ECLI:NL:PHR:2002:AD5321
Parket bij de Hoge Raad
- L. Strikwerda
- Rechtspraak.nl
Cassatieberoep inzake erfgenamen en wettelijke rente over erfdeel
In deze zaak gaat het om een cassatieberoep dat is ingesteld door [eiser] tegen de gezamenlijke erfgenamen van [erflater], [verweerder 2] en de stichting Bewindvoering, die optreedt als bewindvoerster over [betrokkene A]. Het cassatieberoep is tijdig ingesteld en berust op drie middelen. Het eerste middel betreft de beslissing van het Hof om de deskundigen te volgen in hun oordeel over het reductiepercentage bij de waardebepaling van de onroerende zaken. De Hoge Raad oordeelt dat de waardering van bewijs, inclusief deskundigenrapporten, aan de rechter is overgelaten en dat deze waardering in cassatie niet op juistheid kan worden onderzocht. Het Hof heeft in zijn motivering voldoende onderbouwd waarom de juridische grondslag van het gebruik van de onroerende zaken weinig invloed heeft op de prijs in het economisch verkeer.
Het tweede middel richt zich tegen het oordeel van het Hof dat de wettelijke rente over het erfdeel van [eiser] pas toewijsbaar is vanaf het moment dat daarop aanspraak is gemaakt, en niet vanaf de dag van overlijden van de erflater. De Hoge Raad oordeelt dat het middel niet voldoet aan de eisen van de wet, omdat het niet voldoende onderbouwt waarom er van de wettelijke regeling moet worden afgeweken.

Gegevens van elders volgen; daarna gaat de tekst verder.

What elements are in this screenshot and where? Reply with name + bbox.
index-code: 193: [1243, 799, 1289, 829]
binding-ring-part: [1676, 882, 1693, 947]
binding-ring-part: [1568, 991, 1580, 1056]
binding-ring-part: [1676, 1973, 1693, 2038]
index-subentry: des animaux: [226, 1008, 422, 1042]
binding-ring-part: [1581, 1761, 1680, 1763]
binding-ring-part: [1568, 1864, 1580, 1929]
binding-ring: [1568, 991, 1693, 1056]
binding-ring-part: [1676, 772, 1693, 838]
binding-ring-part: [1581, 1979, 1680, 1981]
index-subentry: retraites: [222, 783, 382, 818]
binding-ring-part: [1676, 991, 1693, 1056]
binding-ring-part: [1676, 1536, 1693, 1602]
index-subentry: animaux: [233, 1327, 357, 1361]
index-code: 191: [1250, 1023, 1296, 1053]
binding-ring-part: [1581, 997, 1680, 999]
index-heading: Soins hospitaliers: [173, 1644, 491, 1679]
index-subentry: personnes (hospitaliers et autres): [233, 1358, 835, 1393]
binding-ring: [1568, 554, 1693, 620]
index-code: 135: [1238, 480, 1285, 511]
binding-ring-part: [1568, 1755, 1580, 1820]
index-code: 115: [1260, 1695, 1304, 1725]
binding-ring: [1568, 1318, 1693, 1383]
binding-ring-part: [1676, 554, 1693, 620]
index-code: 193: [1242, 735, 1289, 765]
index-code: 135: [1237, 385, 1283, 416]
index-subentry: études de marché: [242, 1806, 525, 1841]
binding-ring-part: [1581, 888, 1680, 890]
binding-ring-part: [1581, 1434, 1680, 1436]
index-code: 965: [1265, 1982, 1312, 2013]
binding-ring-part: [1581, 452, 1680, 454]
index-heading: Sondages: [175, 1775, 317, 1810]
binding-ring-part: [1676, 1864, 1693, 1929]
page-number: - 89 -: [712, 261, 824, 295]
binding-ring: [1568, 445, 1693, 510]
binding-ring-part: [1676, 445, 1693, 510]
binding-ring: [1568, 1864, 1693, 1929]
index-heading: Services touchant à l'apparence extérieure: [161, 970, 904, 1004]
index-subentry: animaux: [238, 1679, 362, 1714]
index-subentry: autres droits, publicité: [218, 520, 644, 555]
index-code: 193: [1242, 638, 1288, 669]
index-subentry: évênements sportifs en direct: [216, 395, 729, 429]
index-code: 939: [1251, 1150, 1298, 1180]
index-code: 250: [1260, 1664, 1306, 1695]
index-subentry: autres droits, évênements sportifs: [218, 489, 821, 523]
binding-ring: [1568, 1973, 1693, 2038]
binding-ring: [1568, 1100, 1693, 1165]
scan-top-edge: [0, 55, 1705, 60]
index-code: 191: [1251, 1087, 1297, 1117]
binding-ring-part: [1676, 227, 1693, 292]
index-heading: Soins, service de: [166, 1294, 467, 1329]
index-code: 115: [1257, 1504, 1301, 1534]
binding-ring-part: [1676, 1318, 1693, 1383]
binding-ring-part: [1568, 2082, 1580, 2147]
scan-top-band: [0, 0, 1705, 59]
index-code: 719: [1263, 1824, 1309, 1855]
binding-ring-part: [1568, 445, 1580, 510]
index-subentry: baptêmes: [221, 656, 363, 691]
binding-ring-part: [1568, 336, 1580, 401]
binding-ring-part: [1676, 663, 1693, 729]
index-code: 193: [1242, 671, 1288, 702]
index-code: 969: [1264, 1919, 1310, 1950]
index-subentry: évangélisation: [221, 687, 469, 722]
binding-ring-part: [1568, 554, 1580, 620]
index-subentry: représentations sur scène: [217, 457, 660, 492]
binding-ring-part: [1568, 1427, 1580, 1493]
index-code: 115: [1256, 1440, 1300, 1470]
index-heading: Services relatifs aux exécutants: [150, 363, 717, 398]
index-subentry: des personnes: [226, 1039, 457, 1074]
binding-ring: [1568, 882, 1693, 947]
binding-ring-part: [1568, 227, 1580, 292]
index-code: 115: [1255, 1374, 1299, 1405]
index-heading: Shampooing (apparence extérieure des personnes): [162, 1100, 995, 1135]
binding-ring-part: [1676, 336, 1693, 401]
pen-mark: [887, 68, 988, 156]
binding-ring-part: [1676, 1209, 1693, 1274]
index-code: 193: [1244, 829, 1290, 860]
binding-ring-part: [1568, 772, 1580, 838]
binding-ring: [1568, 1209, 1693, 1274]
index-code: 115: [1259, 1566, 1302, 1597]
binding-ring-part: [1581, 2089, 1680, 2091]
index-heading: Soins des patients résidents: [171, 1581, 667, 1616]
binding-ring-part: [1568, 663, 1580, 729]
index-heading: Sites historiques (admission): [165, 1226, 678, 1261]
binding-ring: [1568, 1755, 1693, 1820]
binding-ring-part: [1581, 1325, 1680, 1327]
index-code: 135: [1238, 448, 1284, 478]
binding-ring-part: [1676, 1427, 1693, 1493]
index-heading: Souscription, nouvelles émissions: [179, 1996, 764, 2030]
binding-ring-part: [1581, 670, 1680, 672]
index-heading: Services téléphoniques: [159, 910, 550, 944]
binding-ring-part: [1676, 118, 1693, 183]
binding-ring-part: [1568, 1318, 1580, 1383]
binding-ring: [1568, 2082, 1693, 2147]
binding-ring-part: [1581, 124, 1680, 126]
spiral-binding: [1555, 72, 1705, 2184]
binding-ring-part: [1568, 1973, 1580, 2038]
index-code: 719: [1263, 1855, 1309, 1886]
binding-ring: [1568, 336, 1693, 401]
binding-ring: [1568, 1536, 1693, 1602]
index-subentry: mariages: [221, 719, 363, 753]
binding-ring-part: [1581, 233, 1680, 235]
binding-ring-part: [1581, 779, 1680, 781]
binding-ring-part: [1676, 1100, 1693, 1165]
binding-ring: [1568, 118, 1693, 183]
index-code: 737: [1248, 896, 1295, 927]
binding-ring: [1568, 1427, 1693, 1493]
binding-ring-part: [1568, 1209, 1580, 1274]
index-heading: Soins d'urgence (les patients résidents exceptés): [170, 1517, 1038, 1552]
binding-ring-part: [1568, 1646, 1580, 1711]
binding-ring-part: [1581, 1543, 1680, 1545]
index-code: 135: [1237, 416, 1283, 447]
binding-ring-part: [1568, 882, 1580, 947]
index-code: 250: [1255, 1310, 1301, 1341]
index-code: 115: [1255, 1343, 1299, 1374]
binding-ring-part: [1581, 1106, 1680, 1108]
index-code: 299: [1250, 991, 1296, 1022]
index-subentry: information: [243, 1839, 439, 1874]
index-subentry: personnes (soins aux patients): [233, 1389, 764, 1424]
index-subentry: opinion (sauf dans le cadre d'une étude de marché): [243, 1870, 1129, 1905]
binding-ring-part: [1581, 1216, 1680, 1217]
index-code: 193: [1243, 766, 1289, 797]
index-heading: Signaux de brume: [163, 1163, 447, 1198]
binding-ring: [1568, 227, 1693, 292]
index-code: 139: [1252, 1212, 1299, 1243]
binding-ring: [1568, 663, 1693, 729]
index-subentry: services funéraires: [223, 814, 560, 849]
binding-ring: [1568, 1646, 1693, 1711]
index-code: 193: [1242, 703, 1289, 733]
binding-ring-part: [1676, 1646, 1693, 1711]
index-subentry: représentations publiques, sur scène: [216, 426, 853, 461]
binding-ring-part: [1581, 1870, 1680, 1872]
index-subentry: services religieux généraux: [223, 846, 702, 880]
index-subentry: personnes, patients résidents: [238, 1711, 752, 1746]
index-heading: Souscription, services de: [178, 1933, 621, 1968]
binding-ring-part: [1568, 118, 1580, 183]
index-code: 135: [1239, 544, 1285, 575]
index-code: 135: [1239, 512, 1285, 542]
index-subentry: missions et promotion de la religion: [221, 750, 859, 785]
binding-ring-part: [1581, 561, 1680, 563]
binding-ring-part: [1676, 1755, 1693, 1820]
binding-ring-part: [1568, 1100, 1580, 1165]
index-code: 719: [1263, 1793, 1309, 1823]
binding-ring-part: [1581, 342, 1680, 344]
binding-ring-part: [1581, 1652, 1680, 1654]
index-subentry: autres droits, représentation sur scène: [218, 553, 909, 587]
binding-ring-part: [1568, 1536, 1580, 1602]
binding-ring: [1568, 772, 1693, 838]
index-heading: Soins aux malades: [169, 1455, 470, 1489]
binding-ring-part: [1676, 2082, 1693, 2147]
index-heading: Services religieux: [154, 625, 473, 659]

Het derde middel betreft de afwijzing van het verzoek om nader deskundigenonderzoek en het bewijsaanbod van [eiser]. De Hoge Raad stelt vast dat het aan de rechter is om te bepalen of er behoefte is aan nadere deskundige voorlichting. Het bewijsaanbod van [eiser] wordt als te vaag beoordeeld, en de Hoge Raad concludeert dat de klachten van [eiser] niet tot cassatie kunnen leiden. De conclusie van de Procureur-Generaal is om het beroep te verwerpen, met toepassing van artikel 101a van de Wet op de rechterlijke organisatie.